« La justice s'est intéressée aux dissimulations de Veolia suite à notre enquête »
En janvier 2025, Simon Becquet et Pierre Isnard-Dupuy publiaient l’enquête “Dissimulation de pollution, mise en danger des salariés : un lanceur d’alerte dénonce le « système Veolia »". Pour Rembobine, ils reviennent sur les origines de l'enquête et comment ils ont anticipé son impact.
Simon Becquet et Pierre Isnard-Dupuy sont respectivement journaliste pour la radio associative locale ram05 et indépendant. Pierre Isnard-Dupuy est spécialisé en environnement et collabore avec Mediapart, Reporterre, Basta !, Marsactu ou encore l’Arlésienne.
Un an après leur enquête pour ram05 et Mediapart, les deux hommes reviennent pour Rembobine sur les origines de l’enquête, la manière dont ils ont anticipé les impacts de leur travail et les suites possibles du débat autour du contrat entre Veolia et la communauté de communes de Serre-Ponçon (CCSP).
Bonjour Simon et Pierre, comment avez-vous commencé à enquêter sur les pratiques de Veolia dans les stations d’épuration de l’Embrunais ?
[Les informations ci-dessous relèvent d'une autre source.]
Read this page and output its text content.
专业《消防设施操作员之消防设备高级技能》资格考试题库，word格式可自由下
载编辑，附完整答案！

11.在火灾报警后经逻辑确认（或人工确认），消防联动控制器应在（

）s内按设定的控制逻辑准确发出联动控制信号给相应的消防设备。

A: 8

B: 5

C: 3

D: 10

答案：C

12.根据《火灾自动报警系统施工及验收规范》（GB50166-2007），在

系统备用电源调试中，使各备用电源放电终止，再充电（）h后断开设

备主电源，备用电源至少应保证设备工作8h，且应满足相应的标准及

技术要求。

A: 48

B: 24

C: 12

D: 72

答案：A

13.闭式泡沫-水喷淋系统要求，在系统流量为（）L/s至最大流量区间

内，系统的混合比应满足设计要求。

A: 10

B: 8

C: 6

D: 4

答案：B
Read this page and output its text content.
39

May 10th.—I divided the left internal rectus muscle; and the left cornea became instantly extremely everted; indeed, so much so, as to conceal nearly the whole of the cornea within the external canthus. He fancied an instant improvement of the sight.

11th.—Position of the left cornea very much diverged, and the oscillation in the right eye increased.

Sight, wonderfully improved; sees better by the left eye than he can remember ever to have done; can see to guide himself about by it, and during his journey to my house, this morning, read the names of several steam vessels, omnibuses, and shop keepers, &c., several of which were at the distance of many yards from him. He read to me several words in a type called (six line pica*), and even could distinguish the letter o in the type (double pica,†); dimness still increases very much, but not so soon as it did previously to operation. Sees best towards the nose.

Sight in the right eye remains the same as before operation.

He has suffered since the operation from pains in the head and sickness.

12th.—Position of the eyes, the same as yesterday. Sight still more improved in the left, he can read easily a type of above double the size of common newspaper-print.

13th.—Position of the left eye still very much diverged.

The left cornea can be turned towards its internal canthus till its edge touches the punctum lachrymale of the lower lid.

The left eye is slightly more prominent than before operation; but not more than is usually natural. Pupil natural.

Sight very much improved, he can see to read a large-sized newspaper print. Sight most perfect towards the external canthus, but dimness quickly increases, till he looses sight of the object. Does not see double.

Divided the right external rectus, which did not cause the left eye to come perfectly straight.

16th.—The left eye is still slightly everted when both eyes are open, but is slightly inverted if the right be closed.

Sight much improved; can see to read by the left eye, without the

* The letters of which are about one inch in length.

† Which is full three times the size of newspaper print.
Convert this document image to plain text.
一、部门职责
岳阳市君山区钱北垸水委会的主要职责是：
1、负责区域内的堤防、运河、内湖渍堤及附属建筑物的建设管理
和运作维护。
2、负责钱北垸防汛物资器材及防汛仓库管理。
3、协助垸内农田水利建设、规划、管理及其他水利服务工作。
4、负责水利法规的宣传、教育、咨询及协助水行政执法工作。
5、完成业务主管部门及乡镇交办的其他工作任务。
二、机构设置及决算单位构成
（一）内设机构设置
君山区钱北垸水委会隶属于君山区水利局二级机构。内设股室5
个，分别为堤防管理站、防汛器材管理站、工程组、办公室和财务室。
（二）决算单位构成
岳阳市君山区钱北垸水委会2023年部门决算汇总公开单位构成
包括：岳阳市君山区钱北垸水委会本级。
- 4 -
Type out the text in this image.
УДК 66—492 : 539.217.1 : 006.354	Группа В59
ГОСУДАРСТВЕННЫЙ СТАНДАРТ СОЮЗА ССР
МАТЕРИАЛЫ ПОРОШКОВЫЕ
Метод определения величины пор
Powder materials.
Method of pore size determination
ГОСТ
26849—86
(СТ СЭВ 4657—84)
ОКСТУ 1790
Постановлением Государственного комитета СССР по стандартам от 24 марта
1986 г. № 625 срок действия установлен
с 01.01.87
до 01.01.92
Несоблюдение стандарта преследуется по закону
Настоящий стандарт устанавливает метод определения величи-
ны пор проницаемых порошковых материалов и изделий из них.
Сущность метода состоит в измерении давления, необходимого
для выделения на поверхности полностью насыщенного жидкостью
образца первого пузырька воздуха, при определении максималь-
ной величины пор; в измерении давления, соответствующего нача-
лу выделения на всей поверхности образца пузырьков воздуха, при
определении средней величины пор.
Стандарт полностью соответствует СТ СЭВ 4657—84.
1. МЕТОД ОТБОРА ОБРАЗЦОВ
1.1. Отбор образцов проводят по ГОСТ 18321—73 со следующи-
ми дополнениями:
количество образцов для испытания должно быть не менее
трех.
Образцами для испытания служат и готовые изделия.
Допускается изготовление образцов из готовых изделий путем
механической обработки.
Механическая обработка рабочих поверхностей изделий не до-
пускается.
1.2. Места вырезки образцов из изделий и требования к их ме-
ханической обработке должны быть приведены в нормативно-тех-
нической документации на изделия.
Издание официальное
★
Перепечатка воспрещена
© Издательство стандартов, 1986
Simon — Cela fait plusieurs années que je suis cette délégation de service public entre Veolia et la CCSP car c’est un sujet chaud localement. En 2024, j’ai eu les premiers échos qu’un lanceur d’alerte était en contact avec la Maison des lanceurs d’alerte, qu’il avait quitté l’entreprise Veolia et qu’il était prêt à médiatiser le sujet sous couvert d'anonymat. Chez ram05, on se doutait que cela pouvait avoir un retentissement au regard du contexte local, avec des impacts médiatiques, politiques, et pour les usager·ères aussi.

Pierre, quand as-tu rejoint le projet ?
Pierre — Simon est venu me chercher en septembre 2024, il avait envie de bosser avec Mediapart.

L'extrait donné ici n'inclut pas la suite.